Dirty Like An Angel -catherine Breillat- 1991-: !new!

that subverts the traditional crime thriller into a psychosexual drama about aging, betrayal, and the "dirty" nature of desire. PopMatters Core Premise & Characters Georges Deblache (Claude Brasseur):

But the interiors—specifically Pierre’s apartment—are something else entirely. The walls are stained yellow. The sheets are grey. The light is stomach-turning, a sickly sodium glow that clings to skin like sweat. This is the world of fantasy made real. It is not erotic; it is epidermal. Breillat forces us to sit in the discomfort of watching a man watch a woman, without the relief of a cutaway or a musical swell. Dirty Like an Angel -Catherine Breillat- 1991-

Consider the title: Dirty Like an Angel . It is an oxymoron, a paradox. An angel is pure, sexless, celestial. "Dirty" implies the body, the soil, the sexual. Breillat argues that the male imagination requires women to be both at once—virginal enough to worship, degraded enough to desire. Barbara plays this role perfectly, and in doing so, she mocks it. that subverts the traditional crime thriller into a

Breillat films sex and nudity with cold, unsentimental realism. The male body is equally exposed and objectified, challenging traditional cinema’s treatment of female nudity. The sheets are grey

Think of Dirty Like an Angel as Breillat’s last dance with mainstream storytelling before she torched the rulebook.

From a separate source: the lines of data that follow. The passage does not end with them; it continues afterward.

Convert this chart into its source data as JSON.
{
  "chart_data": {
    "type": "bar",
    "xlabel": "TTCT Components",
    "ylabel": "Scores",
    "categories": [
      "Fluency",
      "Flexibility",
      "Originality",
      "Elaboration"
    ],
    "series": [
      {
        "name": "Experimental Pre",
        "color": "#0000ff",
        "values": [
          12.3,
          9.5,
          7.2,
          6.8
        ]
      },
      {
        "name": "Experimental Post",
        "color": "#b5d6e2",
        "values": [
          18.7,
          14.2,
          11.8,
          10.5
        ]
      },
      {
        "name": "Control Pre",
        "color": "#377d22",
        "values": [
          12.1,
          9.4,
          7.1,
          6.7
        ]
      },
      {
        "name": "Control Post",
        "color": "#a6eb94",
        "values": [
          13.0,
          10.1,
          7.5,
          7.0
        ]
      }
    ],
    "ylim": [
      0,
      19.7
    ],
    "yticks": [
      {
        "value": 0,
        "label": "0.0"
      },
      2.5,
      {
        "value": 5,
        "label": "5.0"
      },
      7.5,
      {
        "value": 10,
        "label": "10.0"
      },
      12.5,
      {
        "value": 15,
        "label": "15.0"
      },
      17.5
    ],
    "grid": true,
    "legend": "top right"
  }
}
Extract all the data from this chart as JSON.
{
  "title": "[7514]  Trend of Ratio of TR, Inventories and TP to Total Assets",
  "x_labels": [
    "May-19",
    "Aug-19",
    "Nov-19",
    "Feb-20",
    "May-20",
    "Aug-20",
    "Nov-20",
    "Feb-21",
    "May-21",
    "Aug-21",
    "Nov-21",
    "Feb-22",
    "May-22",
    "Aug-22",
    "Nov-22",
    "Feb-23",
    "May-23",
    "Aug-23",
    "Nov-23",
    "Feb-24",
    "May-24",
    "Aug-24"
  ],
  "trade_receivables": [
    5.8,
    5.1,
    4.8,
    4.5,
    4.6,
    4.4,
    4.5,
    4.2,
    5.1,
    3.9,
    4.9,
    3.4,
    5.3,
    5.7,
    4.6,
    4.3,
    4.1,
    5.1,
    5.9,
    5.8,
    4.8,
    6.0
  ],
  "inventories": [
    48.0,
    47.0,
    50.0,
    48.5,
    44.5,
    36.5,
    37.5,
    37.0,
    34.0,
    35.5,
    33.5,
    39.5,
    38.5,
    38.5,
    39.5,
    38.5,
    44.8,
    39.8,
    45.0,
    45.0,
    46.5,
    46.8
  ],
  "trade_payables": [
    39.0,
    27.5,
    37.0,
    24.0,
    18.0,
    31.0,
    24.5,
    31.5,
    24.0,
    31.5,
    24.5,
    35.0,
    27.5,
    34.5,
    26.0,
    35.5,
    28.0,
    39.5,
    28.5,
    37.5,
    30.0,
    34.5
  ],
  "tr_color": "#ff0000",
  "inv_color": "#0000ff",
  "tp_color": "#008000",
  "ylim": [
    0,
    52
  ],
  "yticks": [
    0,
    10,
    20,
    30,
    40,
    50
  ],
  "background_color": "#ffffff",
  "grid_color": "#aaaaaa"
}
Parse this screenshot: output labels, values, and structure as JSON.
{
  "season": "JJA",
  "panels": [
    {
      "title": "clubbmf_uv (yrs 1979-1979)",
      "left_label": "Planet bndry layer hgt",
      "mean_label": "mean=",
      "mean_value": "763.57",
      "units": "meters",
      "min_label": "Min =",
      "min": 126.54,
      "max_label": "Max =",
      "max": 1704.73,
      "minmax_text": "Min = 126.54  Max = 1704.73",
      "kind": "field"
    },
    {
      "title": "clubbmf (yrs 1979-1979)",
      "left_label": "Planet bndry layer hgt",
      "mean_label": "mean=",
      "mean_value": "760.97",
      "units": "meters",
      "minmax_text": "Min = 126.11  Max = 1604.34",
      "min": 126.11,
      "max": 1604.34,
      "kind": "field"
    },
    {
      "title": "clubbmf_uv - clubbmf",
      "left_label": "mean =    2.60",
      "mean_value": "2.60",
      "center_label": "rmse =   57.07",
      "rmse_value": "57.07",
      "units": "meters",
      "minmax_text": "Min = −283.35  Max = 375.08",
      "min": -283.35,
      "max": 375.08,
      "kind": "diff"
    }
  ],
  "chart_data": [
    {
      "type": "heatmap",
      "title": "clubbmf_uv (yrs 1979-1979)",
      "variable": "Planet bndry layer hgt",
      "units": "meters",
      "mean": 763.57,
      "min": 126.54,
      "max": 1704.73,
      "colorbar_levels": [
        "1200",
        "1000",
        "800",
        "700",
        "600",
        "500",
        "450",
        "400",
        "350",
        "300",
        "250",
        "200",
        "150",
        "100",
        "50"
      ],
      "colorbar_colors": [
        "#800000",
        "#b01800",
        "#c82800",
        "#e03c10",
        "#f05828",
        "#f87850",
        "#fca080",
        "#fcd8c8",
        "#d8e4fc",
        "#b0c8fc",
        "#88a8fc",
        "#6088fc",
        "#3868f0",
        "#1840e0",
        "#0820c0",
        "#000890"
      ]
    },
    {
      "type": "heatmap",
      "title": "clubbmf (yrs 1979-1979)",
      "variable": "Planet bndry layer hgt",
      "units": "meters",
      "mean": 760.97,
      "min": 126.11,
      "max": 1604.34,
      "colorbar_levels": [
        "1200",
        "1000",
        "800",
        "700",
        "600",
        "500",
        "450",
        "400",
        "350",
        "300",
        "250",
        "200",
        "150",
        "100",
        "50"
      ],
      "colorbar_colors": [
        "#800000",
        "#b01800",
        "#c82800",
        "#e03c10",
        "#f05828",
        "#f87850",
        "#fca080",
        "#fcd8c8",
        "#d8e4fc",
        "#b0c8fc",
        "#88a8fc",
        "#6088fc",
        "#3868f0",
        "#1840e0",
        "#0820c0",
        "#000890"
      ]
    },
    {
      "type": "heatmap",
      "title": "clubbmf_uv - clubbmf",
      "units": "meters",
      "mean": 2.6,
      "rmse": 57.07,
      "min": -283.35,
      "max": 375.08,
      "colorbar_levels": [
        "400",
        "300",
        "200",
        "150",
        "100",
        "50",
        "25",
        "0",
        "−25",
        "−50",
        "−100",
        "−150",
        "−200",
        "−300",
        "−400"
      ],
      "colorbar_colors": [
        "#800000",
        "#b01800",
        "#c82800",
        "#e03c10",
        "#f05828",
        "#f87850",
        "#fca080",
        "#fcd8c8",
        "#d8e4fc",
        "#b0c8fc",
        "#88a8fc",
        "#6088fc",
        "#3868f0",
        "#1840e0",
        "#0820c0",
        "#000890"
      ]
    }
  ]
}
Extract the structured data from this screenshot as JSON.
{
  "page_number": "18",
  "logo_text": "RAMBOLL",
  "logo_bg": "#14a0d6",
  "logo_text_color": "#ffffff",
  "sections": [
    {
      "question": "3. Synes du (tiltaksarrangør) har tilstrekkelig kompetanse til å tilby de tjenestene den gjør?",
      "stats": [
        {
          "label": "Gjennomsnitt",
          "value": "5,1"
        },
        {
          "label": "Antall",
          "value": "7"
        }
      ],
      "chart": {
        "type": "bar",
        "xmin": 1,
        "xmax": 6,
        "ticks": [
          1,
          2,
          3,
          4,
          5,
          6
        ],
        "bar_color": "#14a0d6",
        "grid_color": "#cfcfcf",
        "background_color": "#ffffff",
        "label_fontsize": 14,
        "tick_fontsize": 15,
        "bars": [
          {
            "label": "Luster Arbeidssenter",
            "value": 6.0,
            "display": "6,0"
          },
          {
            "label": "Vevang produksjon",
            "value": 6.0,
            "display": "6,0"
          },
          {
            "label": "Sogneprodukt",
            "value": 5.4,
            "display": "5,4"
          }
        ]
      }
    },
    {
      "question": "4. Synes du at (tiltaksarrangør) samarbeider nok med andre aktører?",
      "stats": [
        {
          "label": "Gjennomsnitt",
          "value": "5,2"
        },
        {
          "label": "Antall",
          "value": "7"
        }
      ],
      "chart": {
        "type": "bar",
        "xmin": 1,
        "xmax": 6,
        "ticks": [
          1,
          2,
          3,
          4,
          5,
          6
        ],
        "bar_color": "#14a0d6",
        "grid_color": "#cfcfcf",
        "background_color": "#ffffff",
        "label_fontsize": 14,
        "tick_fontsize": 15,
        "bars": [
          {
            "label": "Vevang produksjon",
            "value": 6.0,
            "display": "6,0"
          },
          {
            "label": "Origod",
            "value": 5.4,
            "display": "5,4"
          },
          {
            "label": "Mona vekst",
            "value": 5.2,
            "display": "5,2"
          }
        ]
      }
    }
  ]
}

The story follows (Claude Brasseur), a cynical, aging Parisian police detective who feels unfulfilled and lonely. His life revolves around his younger partner, Didier (Nils Tavernier), whom he views as a mirror of his younger self. When Didier marries the young and seemingly naive Barbara (played by pop star Lio ), Georges feels a sense of betrayal, viewing their partnership as its own form of "marriage".